Le large seuil franchi, un vent odorant porteur de fines poussières grisâtres lui souffla en plein visage sans le refroidir ou simplement le gêner. Il ne s’en soucia d’ailleurs pas. Pas plus que du regard stupéfait de Solven, une gracieuse petite elfe délicatement vêtue d’un tissu coloré, aussi doux, aussi soyeux que son apparence. Elle leva vers lui de longs yeux d’azur pâli, ourlés d’épais cils blond doré. Après avoir attendu dans un silence tout relatif, la plaine vibrant à la fois des cris des jeunes fêtards ainsi que du vacarme assourdissant de cette interminable nuit, elle lui demanda d’une voix claire et agréablement chantante :
- C’est beau ! C’est ça une pluie d’étoiles ?
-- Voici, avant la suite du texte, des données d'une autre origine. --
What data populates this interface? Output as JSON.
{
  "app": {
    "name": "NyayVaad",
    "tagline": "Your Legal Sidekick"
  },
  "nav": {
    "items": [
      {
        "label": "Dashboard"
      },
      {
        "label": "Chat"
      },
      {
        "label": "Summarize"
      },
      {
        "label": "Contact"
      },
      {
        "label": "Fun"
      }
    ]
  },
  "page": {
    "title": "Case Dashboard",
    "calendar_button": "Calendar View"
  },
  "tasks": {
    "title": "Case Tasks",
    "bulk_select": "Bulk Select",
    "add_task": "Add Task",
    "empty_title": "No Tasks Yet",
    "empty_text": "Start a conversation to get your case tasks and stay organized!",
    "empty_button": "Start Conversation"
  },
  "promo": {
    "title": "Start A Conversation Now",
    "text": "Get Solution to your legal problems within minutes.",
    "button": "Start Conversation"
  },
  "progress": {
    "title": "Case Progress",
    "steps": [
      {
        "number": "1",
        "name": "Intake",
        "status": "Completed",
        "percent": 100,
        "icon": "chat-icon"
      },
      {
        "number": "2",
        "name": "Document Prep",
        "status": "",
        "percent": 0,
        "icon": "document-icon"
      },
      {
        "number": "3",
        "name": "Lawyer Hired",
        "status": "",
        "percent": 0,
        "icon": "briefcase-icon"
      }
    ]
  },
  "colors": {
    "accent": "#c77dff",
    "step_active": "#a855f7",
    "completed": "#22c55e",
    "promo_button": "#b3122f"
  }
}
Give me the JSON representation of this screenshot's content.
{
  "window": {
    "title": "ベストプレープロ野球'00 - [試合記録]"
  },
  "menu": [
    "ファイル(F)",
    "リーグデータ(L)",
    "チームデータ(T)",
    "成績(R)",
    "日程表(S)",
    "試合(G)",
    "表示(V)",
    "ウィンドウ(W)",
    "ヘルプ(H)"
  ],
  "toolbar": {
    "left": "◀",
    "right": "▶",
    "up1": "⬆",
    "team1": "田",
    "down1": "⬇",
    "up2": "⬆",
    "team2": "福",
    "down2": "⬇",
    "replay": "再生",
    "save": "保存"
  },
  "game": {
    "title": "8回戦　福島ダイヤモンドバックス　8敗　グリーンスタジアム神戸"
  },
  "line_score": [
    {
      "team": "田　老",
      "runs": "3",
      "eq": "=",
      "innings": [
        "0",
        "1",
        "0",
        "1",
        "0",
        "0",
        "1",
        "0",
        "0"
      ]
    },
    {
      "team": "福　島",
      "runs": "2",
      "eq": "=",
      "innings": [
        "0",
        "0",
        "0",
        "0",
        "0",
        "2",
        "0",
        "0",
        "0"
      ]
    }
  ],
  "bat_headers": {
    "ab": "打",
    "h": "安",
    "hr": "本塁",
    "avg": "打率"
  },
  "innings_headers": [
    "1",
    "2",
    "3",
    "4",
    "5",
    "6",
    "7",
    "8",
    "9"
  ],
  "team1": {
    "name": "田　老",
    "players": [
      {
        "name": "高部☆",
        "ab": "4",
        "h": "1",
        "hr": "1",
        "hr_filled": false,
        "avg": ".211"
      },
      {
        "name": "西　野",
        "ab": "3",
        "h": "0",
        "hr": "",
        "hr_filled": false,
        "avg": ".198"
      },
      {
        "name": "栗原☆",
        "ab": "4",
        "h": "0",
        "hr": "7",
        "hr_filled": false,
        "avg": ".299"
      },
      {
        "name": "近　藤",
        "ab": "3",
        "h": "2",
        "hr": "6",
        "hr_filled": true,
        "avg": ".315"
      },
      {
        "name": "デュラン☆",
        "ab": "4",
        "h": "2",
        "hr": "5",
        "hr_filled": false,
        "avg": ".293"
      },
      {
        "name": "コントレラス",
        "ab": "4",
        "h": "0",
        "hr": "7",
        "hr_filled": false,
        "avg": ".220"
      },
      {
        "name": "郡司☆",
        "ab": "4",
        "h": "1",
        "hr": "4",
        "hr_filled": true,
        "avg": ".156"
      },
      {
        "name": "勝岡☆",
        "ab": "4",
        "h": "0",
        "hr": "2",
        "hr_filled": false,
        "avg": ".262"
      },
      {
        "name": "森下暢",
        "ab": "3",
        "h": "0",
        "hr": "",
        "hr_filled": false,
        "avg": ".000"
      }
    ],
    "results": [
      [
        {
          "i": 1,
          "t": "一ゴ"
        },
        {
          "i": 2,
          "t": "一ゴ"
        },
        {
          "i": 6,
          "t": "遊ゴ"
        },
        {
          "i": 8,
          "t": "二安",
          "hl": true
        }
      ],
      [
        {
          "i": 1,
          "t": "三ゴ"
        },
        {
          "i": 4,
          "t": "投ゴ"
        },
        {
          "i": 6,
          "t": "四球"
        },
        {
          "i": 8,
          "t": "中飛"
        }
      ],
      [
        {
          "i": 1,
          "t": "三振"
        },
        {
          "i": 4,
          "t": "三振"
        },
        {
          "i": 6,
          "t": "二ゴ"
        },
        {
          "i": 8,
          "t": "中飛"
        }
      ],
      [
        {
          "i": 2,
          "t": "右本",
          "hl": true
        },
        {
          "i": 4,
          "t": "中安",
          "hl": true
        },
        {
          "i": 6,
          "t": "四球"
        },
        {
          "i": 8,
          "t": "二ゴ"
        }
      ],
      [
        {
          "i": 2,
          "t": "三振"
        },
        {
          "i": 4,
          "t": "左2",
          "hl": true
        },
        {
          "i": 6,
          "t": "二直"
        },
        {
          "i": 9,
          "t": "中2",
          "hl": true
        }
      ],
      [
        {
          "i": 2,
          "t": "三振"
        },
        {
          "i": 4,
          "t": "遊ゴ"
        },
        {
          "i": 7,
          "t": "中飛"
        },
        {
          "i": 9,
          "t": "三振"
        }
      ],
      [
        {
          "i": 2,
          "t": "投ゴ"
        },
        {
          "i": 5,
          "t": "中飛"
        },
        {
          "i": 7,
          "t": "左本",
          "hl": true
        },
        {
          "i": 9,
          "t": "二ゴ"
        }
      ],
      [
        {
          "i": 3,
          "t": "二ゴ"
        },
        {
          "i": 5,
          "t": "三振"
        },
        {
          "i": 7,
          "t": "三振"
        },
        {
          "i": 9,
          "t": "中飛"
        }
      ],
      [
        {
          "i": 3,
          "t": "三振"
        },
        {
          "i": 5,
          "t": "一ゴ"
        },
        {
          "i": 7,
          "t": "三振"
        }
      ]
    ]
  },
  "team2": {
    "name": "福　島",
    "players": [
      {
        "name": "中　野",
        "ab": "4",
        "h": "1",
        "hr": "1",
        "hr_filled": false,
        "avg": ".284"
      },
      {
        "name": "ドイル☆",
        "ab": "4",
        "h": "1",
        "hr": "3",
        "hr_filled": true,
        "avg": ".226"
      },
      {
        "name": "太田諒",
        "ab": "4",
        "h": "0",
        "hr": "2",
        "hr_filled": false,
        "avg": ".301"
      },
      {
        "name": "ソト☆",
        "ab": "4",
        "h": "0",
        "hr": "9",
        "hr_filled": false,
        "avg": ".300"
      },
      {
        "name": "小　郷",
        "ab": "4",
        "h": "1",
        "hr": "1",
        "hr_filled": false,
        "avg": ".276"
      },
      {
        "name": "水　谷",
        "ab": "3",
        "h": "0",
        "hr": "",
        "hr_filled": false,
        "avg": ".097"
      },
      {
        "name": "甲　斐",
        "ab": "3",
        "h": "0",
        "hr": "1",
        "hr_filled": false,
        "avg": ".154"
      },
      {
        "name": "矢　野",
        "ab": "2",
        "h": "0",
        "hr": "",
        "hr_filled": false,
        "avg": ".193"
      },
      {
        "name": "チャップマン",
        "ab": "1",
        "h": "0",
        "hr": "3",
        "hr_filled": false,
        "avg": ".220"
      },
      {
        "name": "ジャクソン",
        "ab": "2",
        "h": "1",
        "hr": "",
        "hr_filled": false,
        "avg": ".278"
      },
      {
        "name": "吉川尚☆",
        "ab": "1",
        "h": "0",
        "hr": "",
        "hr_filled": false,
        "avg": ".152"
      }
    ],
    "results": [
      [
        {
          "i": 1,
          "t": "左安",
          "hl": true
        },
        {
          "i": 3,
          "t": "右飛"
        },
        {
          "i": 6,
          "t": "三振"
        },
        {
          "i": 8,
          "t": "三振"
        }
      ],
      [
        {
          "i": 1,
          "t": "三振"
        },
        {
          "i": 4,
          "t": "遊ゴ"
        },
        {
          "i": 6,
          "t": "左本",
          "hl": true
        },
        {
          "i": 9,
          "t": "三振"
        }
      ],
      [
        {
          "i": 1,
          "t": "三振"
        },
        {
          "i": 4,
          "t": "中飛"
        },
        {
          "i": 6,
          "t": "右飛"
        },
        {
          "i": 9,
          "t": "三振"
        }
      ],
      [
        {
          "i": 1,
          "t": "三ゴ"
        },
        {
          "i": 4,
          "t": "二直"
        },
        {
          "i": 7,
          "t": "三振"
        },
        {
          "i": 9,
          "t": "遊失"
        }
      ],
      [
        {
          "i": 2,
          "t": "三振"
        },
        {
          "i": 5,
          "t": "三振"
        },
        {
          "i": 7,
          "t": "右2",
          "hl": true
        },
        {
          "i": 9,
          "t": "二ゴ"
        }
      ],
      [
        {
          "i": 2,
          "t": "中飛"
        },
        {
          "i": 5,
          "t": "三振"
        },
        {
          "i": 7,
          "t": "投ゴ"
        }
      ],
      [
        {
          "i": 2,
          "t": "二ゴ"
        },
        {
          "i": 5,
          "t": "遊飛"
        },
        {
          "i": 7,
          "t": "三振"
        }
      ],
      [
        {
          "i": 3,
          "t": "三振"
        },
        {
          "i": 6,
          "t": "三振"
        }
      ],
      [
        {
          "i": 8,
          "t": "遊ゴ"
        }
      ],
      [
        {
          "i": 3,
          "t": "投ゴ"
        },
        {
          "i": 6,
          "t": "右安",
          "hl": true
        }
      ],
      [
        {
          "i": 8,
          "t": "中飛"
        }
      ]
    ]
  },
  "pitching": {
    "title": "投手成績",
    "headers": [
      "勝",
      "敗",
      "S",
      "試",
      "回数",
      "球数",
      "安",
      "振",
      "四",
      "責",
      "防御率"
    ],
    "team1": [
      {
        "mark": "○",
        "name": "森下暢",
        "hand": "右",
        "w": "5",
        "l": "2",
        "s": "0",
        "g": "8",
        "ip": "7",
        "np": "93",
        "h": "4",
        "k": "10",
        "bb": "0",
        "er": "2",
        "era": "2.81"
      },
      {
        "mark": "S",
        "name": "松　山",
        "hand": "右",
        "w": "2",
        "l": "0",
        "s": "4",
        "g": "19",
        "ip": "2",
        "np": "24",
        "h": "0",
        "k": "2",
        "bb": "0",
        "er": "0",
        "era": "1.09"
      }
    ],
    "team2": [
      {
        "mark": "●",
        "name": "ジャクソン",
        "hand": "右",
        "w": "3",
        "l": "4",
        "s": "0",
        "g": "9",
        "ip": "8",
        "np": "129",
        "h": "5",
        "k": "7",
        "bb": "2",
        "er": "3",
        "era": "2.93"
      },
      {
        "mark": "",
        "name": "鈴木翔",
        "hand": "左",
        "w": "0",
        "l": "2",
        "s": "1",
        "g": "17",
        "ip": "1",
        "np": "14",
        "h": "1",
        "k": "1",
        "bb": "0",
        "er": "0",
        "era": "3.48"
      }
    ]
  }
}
Celui qui ressemblait, à présent, davantage à un vieillard qu’au robuste coureur des bois qu’il était le reste de l’année, prit son temps avant de lui répondre avec un maximum de calme. Comme il avait coutume de le faire à chaque fois que les autres petits elfes se mettaient en tête de le bombarder de questions en tout genre ! Leur sujet préféré restait toujours cette étonnante transformation ainsi que son périple autour du monde une fois l’an. Les récits de ses voyages nocturnes au-dessus des nuages en compagnie de ses rennes et de ses aides ne cessaient de les émerveiller. Déjà, certains lui avaient demandé de venir leur en conter de nouveaux dès son retour. Ou bien, pour changer un peu, ils tentaient de deviner son tout premier nom. Celui qu’il portait lors de son arrivée parmi eux et qui avait fini par s’effacer devant ceux que ses descendants et bien d’autres lui offrirent au fils des ans. Mais visiblement cette fois, il traîna trop au goût de son public. Puisqu’à bout de patience, la petite tira sur sa manche pour le presser de fournir enfin une réponse.
- Je ne sais pas vraiment ! dit-il en lissant sa barbe naissante. Ça ressemble en effet à des étoiles filantes mais quelque chose cloche.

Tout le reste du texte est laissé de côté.